The immobilisation of metalloclusters is very useful for investigating the mechanism of catalytic reactions, since in many cases it permits the isolation and thus identification of the intermediates. Immobilised Ru3O(OCCH3)6L3+ particles, for example, have been identified during the hydrogenation of cyclooctene by ruthenium complexes fixed on carboxylate matrixes (41). Some researchers (23) think that the two cluster anions Rh14(CO)254- and Rh14H(CO)253- are active forms in the water-gas shift reaction when catalysed by Rh2(CO)4Cl2 on aminated polystyrene.
There are numerous examples of the higher catalytic activity achieved when using polymer-immobilised bimetallic clusters than when using monometallic clusters; in particular the use of cobalt-rhodium and cobalt-ruthenium in hydroformylation reactions. The observed synergism is probably connected with a matrix effect due to the second metal, which isolates the rhodium or ruthenium atoms, respectively, as well as stabilises the intermediates and improves the introduction of carbonyl into the metal-alkyl bond. Other reasons can be linked to a decrease in the charge density on the atom in the active centre of the heterometallic clusters, for example cobalt-rhodium or iron-rhodium, as well as cobalt and iron acting as a ligand for rhodium since the formation of direct bonds rhodium-cobalt-oxygen and possibly rhodium-iron-oxygen prevents caking of the rhodium and of the catalyst (42).
Several examples of the occurrence of segregation of immobilised heterometallic clusters during the catalytic reaction are known. Thus, (μ-H)2RhOs3(CO)10(acac)PPh3 on (Ⓟ-PPh2 fractures during ethylene hydrogenation at 100 °C and butene isomerisation, to form a cluster with an osmium-osmium bond (which explains the isomerisation activity) and a mononuclear rhodium complex, which is transformed into rhodium particles of diameter 1 nm, which is active in the hydrogenation (43).
Conclusions
The examples listed above testify to the intensive development which is going on for PCNM in catalysis; including effective methods for immobilising homo- and heterometallic clusters of the noble metals and identifying their structure. Approaches based on the polymerisation and copolymerisation of cluster-containing monomers are just being developed. However, data on non-carbonyl polymer-immobilised noble metal clusters, such as halides and sulphides are not yet available. This is also true for data on the immobilisation of trimetallic-type clusters and giant clusters.

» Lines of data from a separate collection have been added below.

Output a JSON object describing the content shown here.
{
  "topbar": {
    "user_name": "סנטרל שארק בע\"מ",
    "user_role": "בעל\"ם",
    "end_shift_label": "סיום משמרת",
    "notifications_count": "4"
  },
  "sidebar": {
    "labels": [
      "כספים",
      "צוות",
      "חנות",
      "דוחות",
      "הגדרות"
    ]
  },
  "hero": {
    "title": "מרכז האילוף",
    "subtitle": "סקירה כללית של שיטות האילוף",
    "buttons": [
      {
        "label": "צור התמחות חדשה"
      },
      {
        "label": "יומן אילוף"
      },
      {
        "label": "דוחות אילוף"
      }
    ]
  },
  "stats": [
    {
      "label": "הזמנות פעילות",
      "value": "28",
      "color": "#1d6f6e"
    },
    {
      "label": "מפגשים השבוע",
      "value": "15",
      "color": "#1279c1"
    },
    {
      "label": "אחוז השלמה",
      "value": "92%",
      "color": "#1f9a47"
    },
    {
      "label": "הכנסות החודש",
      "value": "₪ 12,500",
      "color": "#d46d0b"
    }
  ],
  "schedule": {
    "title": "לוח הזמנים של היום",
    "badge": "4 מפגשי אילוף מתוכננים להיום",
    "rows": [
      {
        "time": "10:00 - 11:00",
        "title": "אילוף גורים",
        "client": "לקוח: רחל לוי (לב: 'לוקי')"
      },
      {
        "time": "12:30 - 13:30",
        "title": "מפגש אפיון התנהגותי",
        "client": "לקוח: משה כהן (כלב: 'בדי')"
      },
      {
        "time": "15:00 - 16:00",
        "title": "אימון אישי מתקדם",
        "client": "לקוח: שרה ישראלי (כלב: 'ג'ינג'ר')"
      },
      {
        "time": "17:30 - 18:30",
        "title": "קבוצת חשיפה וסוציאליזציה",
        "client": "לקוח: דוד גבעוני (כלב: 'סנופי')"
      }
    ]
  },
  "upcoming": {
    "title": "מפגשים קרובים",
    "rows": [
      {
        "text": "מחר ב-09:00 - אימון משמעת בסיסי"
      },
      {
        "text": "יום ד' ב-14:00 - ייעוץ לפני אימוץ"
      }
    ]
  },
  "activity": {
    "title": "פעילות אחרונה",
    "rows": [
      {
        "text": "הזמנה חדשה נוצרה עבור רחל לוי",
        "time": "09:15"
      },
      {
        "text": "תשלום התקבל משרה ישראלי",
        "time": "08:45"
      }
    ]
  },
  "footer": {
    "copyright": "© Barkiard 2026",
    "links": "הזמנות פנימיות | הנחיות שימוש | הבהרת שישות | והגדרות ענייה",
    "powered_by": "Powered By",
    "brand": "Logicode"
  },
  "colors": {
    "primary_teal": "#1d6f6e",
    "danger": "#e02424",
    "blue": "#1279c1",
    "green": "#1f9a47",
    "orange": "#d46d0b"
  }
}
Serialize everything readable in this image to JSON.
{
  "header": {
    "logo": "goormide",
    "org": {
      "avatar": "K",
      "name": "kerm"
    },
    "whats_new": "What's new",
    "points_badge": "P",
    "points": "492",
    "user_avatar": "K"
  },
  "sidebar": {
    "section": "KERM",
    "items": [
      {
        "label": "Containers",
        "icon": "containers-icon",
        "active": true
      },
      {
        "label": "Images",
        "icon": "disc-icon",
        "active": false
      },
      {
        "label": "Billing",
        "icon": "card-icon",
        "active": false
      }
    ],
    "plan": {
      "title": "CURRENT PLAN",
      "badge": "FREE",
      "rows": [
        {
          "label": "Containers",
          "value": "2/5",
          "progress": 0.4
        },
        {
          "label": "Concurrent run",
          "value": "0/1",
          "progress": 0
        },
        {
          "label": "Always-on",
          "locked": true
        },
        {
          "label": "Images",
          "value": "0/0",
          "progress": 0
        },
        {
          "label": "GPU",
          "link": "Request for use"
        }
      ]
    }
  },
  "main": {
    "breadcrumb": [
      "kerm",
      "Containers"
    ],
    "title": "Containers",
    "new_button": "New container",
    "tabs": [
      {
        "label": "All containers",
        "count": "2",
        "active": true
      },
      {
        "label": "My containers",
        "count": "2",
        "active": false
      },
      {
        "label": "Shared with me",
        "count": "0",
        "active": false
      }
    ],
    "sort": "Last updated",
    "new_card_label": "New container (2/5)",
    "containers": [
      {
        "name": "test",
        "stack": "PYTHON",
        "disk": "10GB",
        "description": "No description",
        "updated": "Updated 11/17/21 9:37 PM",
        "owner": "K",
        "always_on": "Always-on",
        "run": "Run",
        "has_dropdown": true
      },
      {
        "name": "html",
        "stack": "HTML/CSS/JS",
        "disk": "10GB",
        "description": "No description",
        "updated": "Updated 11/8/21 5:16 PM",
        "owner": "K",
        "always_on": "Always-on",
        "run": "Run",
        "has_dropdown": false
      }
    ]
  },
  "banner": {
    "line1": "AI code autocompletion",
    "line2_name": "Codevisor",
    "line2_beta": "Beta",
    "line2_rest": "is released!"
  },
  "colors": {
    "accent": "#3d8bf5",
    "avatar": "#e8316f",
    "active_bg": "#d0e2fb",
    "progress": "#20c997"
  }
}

The quest for effective methods to construct such PCNM is one of the important directions in catalysis. Reviews have recently been published containing data on the immobilisation of noble metal clusters by natural polymers, for example Rh6 (44), Os3 and Ru3 (45) by biopolymers.
In ending it should be noted that the search for methods of improving the properties of polymers may be at the expense of immobilising the metalloclusters. However, increasing the stability of polystyrene, is a possible way to create metallopolymers of uniform structure as new types of construction materials.